Der erste Teil behandelt die Entstehung der agrarischen Dorfgemeinschaften in der vorklassischen Zeit (1500 bis 400 v. Chr.). Er stellt die "schönen Damen von Tlatilco" vor, schildert die "Sternstunde" der altmexikanischen Hochkultur, berichtet von den ersten Zeremonialzentren der Olmeken in den sumpfigen Mangrovenwäldern der Golfküste und geht auf jene monumentalen Skulpturen ein, von denen der englische Bildhauer Henry Moore sagte: "Sie sind das großartigste Werk an Geist und Gestaltung, das ich auf dieser Welt kenne."
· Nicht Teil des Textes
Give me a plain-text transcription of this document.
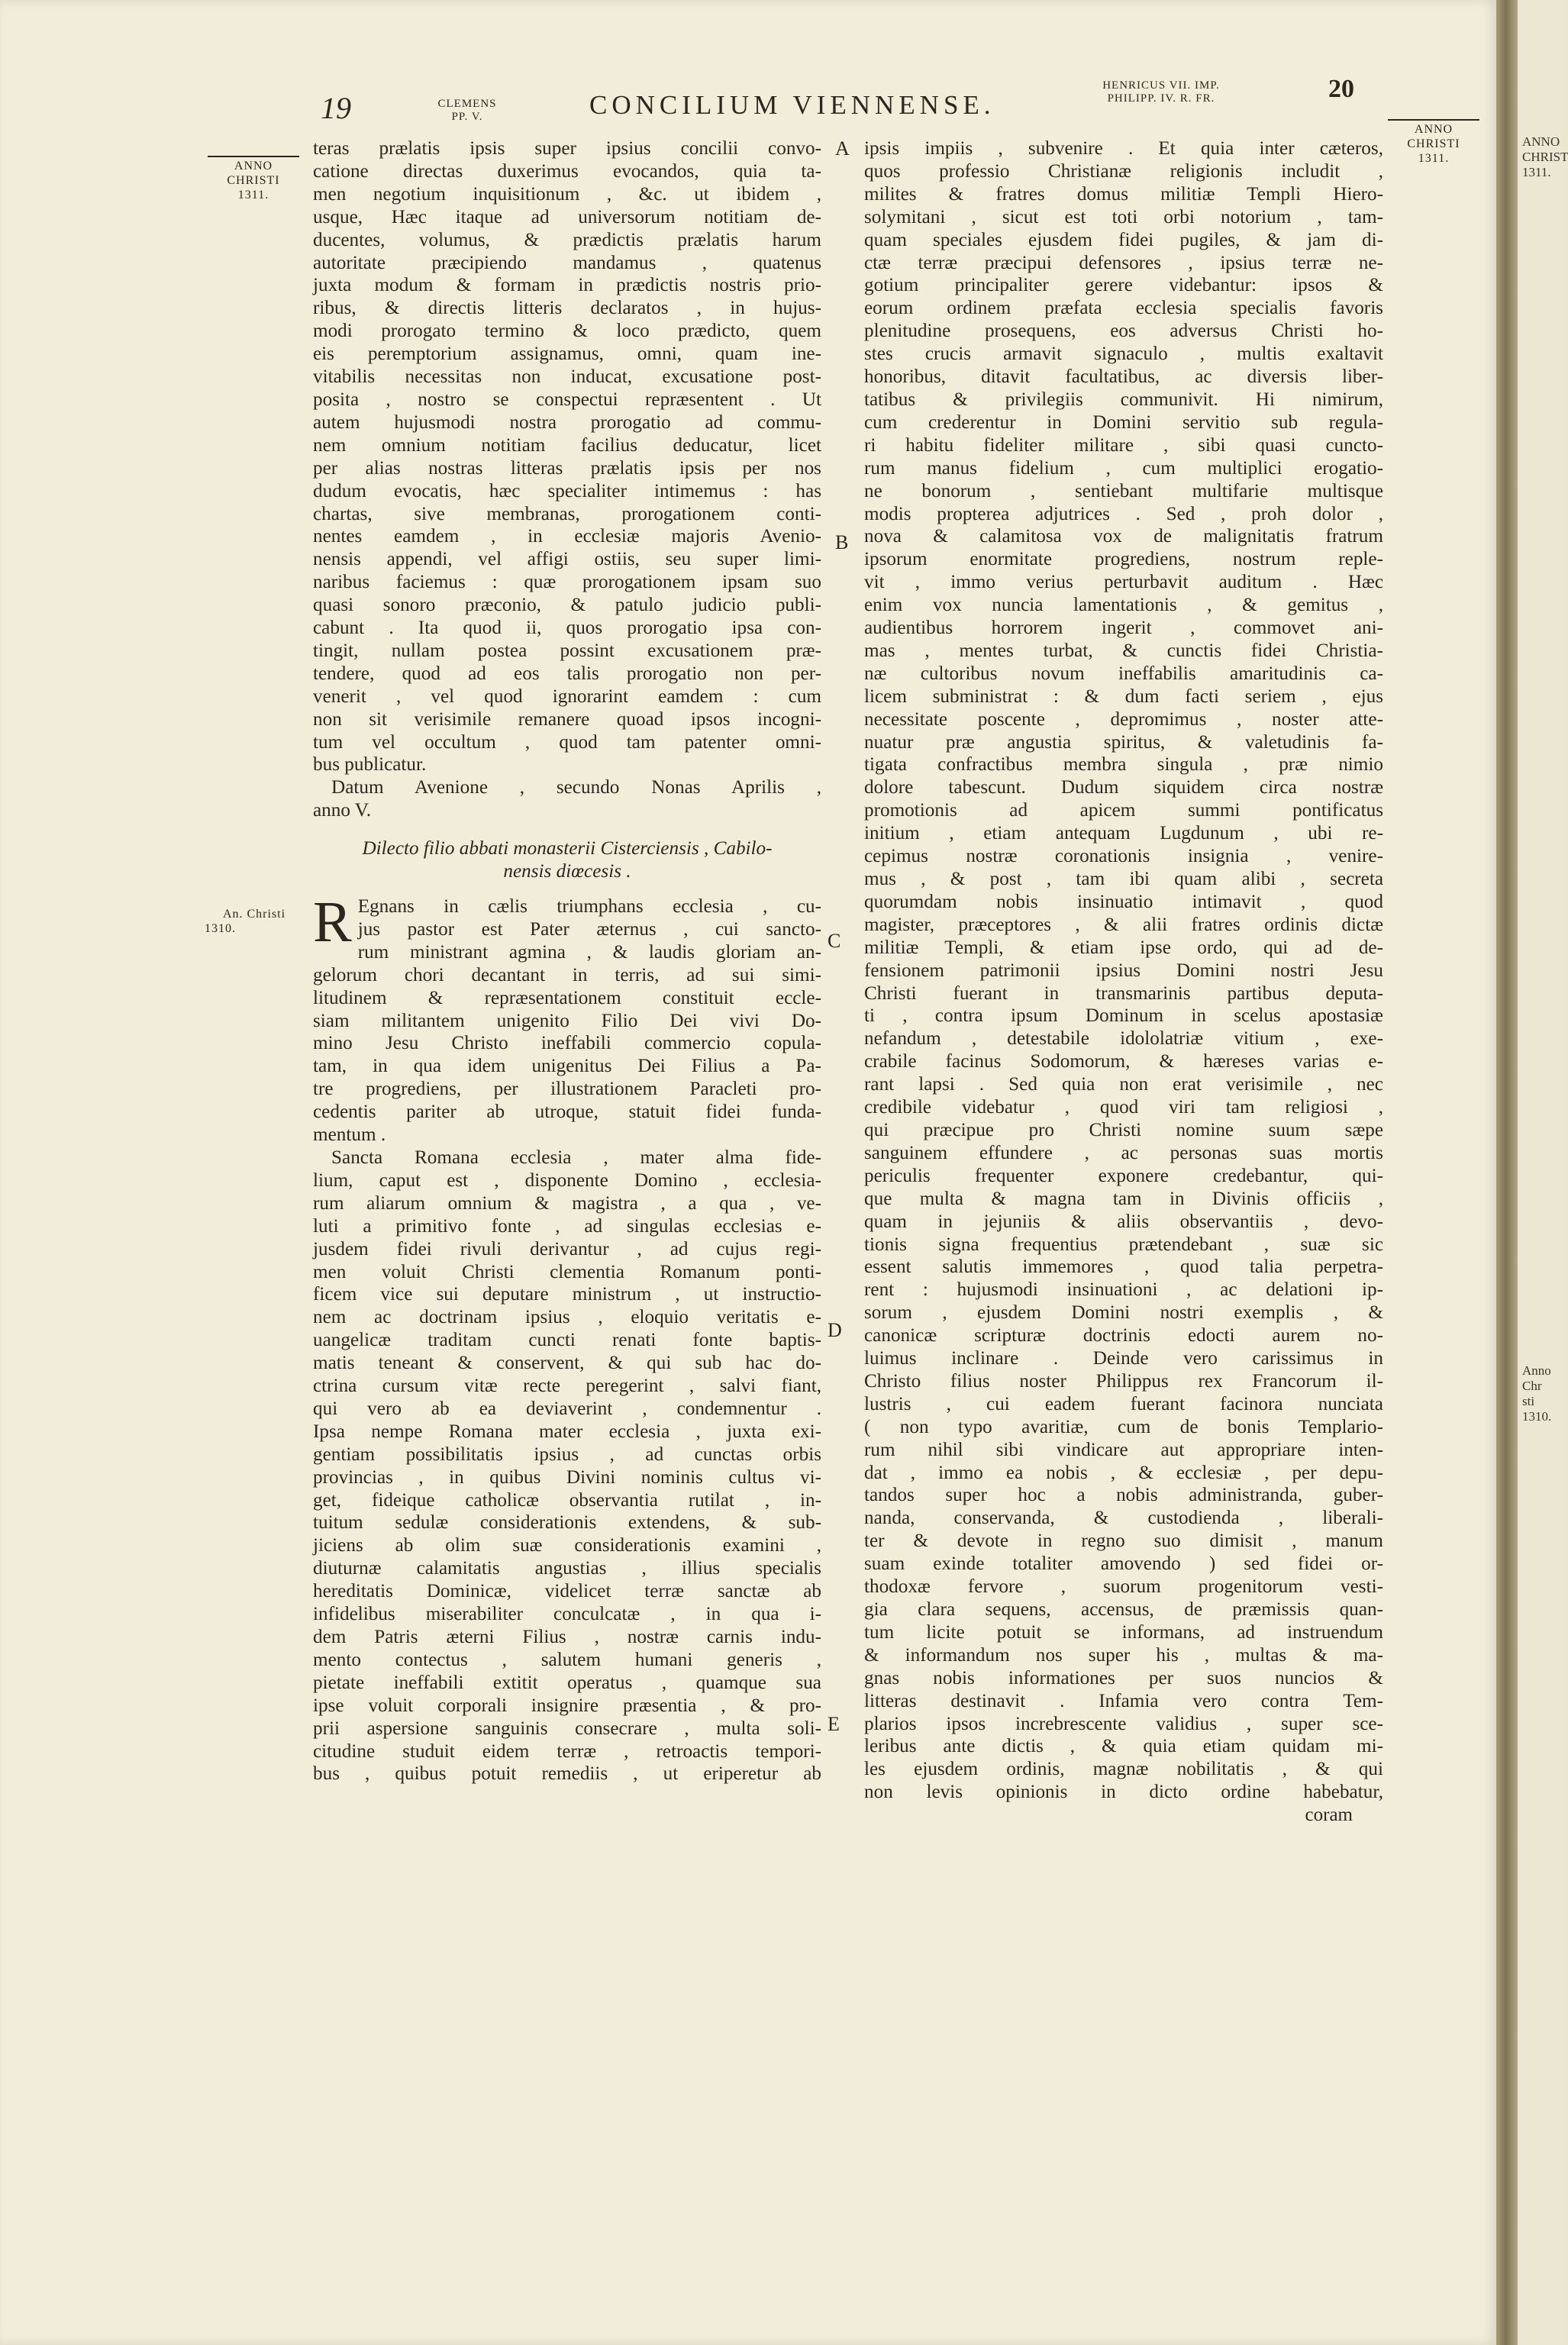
ANNO
CHRIST
1311.
Anno Chr
sti 1310.
19	CLEMENS
PP. V.	CONCILIUM VIENNENSE.
HENRICUS VII. IMP.
PHILIPP. IV. R. FR.	20
ANNO
CHRISTI
1311.
An. Christi
1310.
ANNO
CHRISTI
1311.
A
B
C
D
E
teras prælatis ipsis super ipsius concilii convo-
catione directas duxerimus evocandos, quia ta-
men negotium inquisitionum , &c. ut ibidem ,
usque, Hæc itaque ad universorum notitiam de-
ducentes, volumus, & prædictis prælatis harum
autoritate præcipiendo mandamus , quatenus
juxta modum & formam in prædictis nostris prio-
ribus, & directis litteris declaratos , in hujus-
modi prorogato termino & loco prædicto, quem
eis peremptorium assignamus, omni, quam ine-
vitabilis necessitas non inducat, excusatione post-
posita , nostro se conspectui repræsentent . Ut
autem hujusmodi nostra prorogatio ad commu-
nem omnium notitiam facilius deducatur, licet
per alias nostras litteras prælatis ipsis per nos
dudum evocatis, hæc specialiter intimemus : has
chartas, sive membranas, prorogationem conti-
nentes eamdem , in ecclesiæ majoris Avenio-
nensis appendi, vel affigi ostiis, seu super limi-
naribus faciemus : quæ prorogationem ipsam suo
quasi sonoro præconio, & patulo judicio publi-
cabunt . Ita quod ii, quos prorogatio ipsa con-
tingit, nullam postea possint excusationem præ-
tendere, quod ad eos talis prorogatio non per-
venerit , vel quod ignorarint eamdem : cum
non sit verisimile remanere quoad ipsos incogni-
tum vel occultum , quod tam patenter omni-
bus publicatur.
Datum Avenione , secundo Nonas Aprilis ,
anno V.
Dilecto filio abbati monasterii Cisterciensis , Cabilo-
nensis diœcesis .
R Egnans in cælis triumphans ecclesia , cu-
jus pastor est Pater æternus , cui sancto-
rum ministrant agmina , & laudis gloriam an-
gelorum chori decantant in terris, ad sui simi-
litudinem & repræsentationem constituit eccle-
siam militantem unigenito Filio Dei vivi Do-
mino Jesu Christo ineffabili commercio copula-
tam, in qua idem unigenitus Dei Filius a Pa-
tre progrediens, per illustrationem Paracleti pro-
cedentis pariter ab utroque, statuit fidei funda-
mentum .
Sancta Romana ecclesia , mater alma fide-
lium, caput est , disponente Domino , ecclesia-
rum aliarum omnium & magistra , a qua , ve-
luti a primitivo fonte , ad singulas ecclesias e-
jusdem fidei rivuli derivantur , ad cujus regi-
men voluit Christi clementia Romanum ponti-
ficem vice sui deputare ministrum , ut instructio-
nem ac doctrinam ipsius , eloquio veritatis e-
uangelicæ traditam cuncti renati fonte baptis-
matis teneant & conservent, & qui sub hac do-
ctrina cursum vitæ recte peregerint , salvi fiant,
qui vero ab ea deviaverint , condemnentur .
Ipsa nempe Romana mater ecclesia , juxta exi-
gentiam possibilitatis ipsius , ad cunctas orbis
provincias , in quibus Divini nominis cultus vi-
get, fideique catholicæ observantia rutilat , in-
tuitum sedulæ considerationis extendens, & sub-
jiciens ab olim suæ considerationis examini ,
diuturnæ calamitatis angustias , illius specialis
hereditatis Dominicæ, videlicet terræ sanctæ ab
infidelibus miserabiliter conculcatæ , in qua i-
dem Patris æterni Filius , nostræ carnis indu-
mento contectus , salutem humani generis ,
pietate ineffabili extitit operatus , quamque sua
ipse voluit corporali insignire præsentia , & pro-
prii aspersione sanguinis consecrare , multa soli-
citudine studuit eidem terræ , retroactis tempori-
bus , quibus potuit remediis , ut eriperetur ab
ipsis impiis , subvenire . Et quia inter cæteros,
quos professio Christianæ religionis includit ,
milites & fratres domus militiæ Templi Hiero-
solymitani , sicut est toti orbi notorium , tam-
quam speciales ejusdem fidei pugiles, & jam di-
ctæ terræ præcipui defensores , ipsius terræ ne-
gotium principaliter gerere videbantur: ipsos &
eorum ordinem præfata ecclesia specialis favoris
plenitudine prosequens, eos adversus Christi ho-
stes crucis armavit signaculo , multis exaltavit
honoribus, ditavit facultatibus, ac diversis liber-
tatibus & privilegiis communivit. Hi nimirum,
cum crederentur in Domini servitio sub regula-
ri habitu fideliter militare , sibi quasi cuncto-
rum manus fidelium , cum multiplici erogatio-
ne bonorum , sentiebant multifarie multisque
modis propterea adjutrices . Sed , proh dolor ,
nova & calamitosa vox de malignitatis fratrum
ipsorum enormitate progrediens, nostrum reple-
vit , immo verius perturbavit auditum . Hæc
enim vox nuncia lamentationis , & gemitus ,
audientibus horrorem ingerit , commovet ani-
mas , mentes turbat, & cunctis fidei Christia-
næ cultoribus novum ineffabilis amaritudinis ca-
licem subministrat : & dum facti seriem , ejus
necessitate poscente , depromimus , noster atte-
nuatur præ angustia spiritus, & valetudinis fa-
tigata confractibus membra singula , præ nimio
dolore tabescunt. Dudum siquidem circa nostræ
promotionis ad apicem summi pontificatus
initium , etiam antequam Lugdunum , ubi re-
cepimus nostræ coronationis insignia , venire-
mus , & post , tam ibi quam alibi , secreta
quorumdam nobis insinuatio intimavit , quod
magister, præceptores , & alii fratres ordinis dictæ
militiæ Templi, & etiam ipse ordo, qui ad de-
fensionem patrimonii ipsius Domini nostri Jesu
Christi fuerant in transmarinis partibus deputa-
ti , contra ipsum Dominum in scelus apostasiæ
nefandum , detestabile idololatriæ vitium , exe-
crabile facinus Sodomorum, & hæreses varias e-
rant lapsi . Sed quia non erat verisimile , nec
credibile videbatur , quod viri tam religiosi ,
qui præcipue pro Christi nomine suum sæpe
sanguinem effundere , ac personas suas mortis
periculis frequenter exponere credebantur, qui-
que multa & magna tam in Divinis officiis ,
quam in jejuniis & aliis observantiis , devo-
tionis signa frequentius prætendebant , suæ sic
essent salutis immemores , quod talia perpetra-
rent : hujusmodi insinuationi , ac delationi ip-
sorum , ejusdem Domini nostri exemplis , &
canonicæ scripturæ doctrinis edocti aurem no-
luimus inclinare . Deinde vero carissimus in
Christo filius noster Philippus rex Francorum il-
lustris , cui eadem fuerant facinora nunciata
( non typo avaritiæ, cum de bonis Templario-
rum nihil sibi vindicare aut appropriare inten-
dat , immo ea nobis , & ecclesiæ , per depu-
tandos super hoc a nobis administranda, guber-
nanda, conservanda, & custodienda , liberali-
ter & devote in regno suo dimisit , manum
suam exinde totaliter amovendo ) sed fidei or-
thodoxæ fervore , suorum progenitorum vesti-
gia clara sequens, accensus, de præmissis quan-
tum licite potuit se informans, ad instruendum
& informandum nos super his , multas & ma-
gnas nobis informationes per suos nuncios &
litteras destinavit . Infamia vero contra Tem-
plarios ipsos increbrescente validius , super sce-
leribus ante dictis , & quia etiam quidam mi-
les ejusdem ordinis, magnæ nobilitatis , & qui
non levis opinionis in dicto ordine habebatur,
coram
Der zweite Teil widmet sich der Entstehung, Blütezeit und dem Verfall der großen Theokratien (etwa 200 v. Chr. bis 900 n. Chr.) und ihren monumentalen kultischen und urbanen Anlagen: Teotihuacân, das durchaus mit dem antiken Athen und Rom vergleichbar ist, Monte Alban, der "heilige Berg" der Zapoteken und die sensationellen Funde aus jüngster Zeit, die lebensgroßen Tonstatuetten von El Zapotal. Im dritten Teil wird die nachklassische Zeit (900 bis 1521 n.Chr.) dargestellt, die Zeit der Königreiche, der kriegerischen Auseinandersetzungen und militärischen Bündnisse, die Zeit des Aufstiegs und Untergangs der Tolteken, die auf die relativ spät eingewanderten Azteken einen nachhaltigen Einfluß ausgeübt haben. Letztere wiederum - sie nannten sich selbst "mexica" -zeichneten sich durch eine beeindruckende Macht- und Prachtentfaltung aus, die sich in der faszinierenden Formensprache ihrer Kunstwerke widerspiegelt. Zahlreiche aztekische Götterstatuen haben den Bildersturz der Spanier in den Kanälen der Lagunenstadt Mexico City überlebt und sind bei Sanierungsarbeiten wieder ans Licht gekommen.
Dieses Pantheon der Götter, gemeißelt in Stein, setzt der Autor in überzeugender Weise in Beziehung zur mündlich überlieferten und in früher Kolonialzeit aufgezeichneten altindianischen Poesie.